I hope I pass the test with Moose.  I suppose it’s in the timing; the timing is the important thing; to know precisely the right moment.  Not too soon; not too late; to be patient; to wait; and yet to go on as if nothing is different; to fool death, to pretend not to notice his game of hide and seek.  The timing is everything.  Ollie-ollie-in-free.  The leaves are falling and it is the end of another summer.  Another tick in the tick-toc of time.  Another microscopic chip of granite carved out of the space between the year of our birth and the year of our death.  

Suddenly summers become a shrinking commodity.  How many are left?

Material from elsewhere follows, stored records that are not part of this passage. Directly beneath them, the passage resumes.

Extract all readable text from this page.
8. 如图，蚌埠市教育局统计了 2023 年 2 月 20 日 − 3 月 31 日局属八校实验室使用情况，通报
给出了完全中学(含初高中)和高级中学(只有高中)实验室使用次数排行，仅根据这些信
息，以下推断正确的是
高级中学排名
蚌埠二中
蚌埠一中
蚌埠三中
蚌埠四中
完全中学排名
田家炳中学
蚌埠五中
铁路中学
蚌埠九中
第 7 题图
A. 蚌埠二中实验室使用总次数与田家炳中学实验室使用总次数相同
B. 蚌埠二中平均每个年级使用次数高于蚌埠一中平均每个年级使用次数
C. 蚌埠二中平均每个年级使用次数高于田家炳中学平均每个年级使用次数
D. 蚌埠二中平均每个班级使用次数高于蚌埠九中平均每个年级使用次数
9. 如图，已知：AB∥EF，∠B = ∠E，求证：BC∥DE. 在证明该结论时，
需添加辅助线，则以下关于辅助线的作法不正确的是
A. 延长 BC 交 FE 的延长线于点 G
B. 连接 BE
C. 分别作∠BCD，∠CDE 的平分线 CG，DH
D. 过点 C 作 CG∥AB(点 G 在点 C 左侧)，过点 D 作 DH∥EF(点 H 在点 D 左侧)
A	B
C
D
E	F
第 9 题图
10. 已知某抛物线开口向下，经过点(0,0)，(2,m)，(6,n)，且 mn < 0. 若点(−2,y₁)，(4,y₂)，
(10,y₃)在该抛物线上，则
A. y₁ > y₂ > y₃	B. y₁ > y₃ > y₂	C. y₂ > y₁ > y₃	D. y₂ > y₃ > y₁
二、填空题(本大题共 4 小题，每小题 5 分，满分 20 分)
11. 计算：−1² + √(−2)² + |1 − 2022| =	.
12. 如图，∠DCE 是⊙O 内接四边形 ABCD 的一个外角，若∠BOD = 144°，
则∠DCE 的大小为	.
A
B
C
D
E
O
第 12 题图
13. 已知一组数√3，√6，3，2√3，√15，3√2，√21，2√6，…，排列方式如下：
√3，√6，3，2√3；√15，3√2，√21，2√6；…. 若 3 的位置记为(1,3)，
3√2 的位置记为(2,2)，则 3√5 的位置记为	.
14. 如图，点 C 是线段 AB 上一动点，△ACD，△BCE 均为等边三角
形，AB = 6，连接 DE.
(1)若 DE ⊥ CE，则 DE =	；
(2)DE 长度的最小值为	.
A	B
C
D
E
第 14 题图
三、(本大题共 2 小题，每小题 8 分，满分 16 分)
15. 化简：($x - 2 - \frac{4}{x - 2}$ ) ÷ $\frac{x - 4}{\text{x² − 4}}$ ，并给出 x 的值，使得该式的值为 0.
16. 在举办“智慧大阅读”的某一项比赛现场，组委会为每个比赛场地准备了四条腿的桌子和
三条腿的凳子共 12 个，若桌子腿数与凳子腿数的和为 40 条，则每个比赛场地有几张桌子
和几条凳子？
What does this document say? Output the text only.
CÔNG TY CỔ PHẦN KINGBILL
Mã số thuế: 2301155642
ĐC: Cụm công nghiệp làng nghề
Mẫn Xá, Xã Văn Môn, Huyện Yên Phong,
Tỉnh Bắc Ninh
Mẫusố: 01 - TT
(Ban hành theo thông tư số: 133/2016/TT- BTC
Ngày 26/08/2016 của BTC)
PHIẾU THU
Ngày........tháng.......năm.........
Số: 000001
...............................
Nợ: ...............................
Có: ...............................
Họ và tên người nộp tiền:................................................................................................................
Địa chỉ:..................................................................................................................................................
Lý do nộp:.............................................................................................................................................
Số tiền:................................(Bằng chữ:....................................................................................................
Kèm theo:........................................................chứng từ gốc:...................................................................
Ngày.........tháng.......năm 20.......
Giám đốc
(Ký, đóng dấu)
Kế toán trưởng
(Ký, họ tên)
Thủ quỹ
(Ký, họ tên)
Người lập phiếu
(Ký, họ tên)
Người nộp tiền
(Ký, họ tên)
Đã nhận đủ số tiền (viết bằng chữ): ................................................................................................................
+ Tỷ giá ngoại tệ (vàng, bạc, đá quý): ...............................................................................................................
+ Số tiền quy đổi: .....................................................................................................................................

I wonder if there is any point to trying to do, to see, to have, to experience more; I suppose if you’re my Leon, it makes sense.  He collects memories like home movies.  I, on the other hand, forget.  Leon says that it’s a waste for me to go on a trip or to see a movie because I forget so much.  Perhaps that is my attempt at detachment.  Knowing that I am easily encumbered, I prepare for death by forgetting life.  Perhaps like my mother, I’ve already died and have to wait for it to be finalized.  God, the waiting is so tedious sometimes. And so, as meditations go, one often gets distracted, perhaps so as to avoid getting too entangled.  

We just go on to tomorrow.






2 comments:

Anonymous said...

I know, I know so well. I lost my mom just this afternoon.

saludos,
raulito

Russ Manley said...

Timing, tedium, and a dash: I understand, Frank.

I am going to leave a message of synmpathy on raulito's blog.